Alexandria Real Estate Equities (ARE) is a laboratory real estate investment trust with a market cap of $21 billion.

Rising interest rates have crushed REITs, as a REIT is hurt by higher rates twice over – it makes debt more expensive, and it makes the shares look less attractive on a relative basis (because there are competing yields elsewhere). But you have to ask yourself a question: Are you in this for the short term, or are you in it for the long term?

If it’s the latter, Alexandria Real Estate is running a fantastic operation, focusing on high-value, hard-to-replace labs where the specialized work cannot be easily done by someone working in their extra bedroom at home in their pajamas. Some of the world’s largest pharmaceutical companies are top tenants. And the REIT continues to crush it in all aspects, including the dividend growth.

The lab REIT has increased its dividend for 13 consecutive years.

Like American Tower, Alexandria Real Estate is more of a “growthy” REIT. The yield is 4.1%. So it’s no slouch there. But the 10-year DGR of 8.7% is where a lot of the magic is, as that greatly exceeds the low-single-digit dividend growth you get from a lot of other REITs out there.
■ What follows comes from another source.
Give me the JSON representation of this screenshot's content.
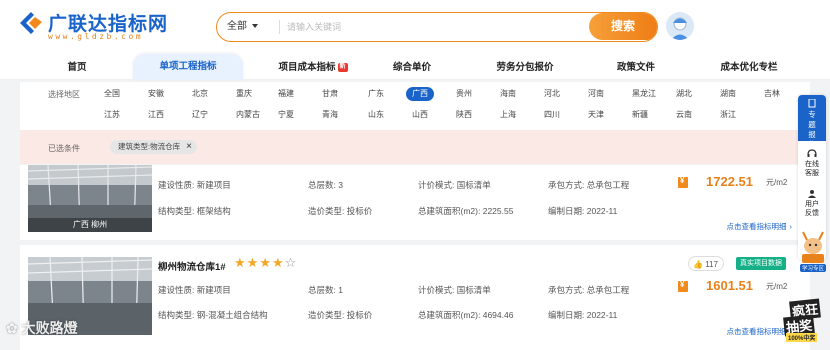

Another magical factor here is the low, low payout ratio of 54.1%, based on midpoint AFFO/share guidance for this fiscal year. That’s one of the lowest payout ratios I know of in all of REITdom, which makes this one of the safest dividends in the entire space.

This stock has dropped massively. It’s down 42% from its 52-week high.

In addition to rising rates, it seems that Alexandria Real Estate has been caught up in the selloff affecting office REITs, even though this is not a traditional office REIT. We’re talking about labs where high-level R&D is done, not data entry or customer service. This isn’t casual “work-from-home” stuff.

The REIT’s North American occupancy is near 95%. And that’s why this stock’s fall from $203.39 at the 52-week high to the current pricing of approximately $118 has been really quite surprising. Nonetheless, that could be just the opportunity a long-term dividend growth investor is looking for to pick up a very high-quality REIT on the cheap.

Based on that aforementioned guidance, the forward price-to-adjusted-funds-from-operations ratio is 13.3. Its five-year average P/CF ratio is 25.1. We are in deep value territory here. Want a great deal? Here you go.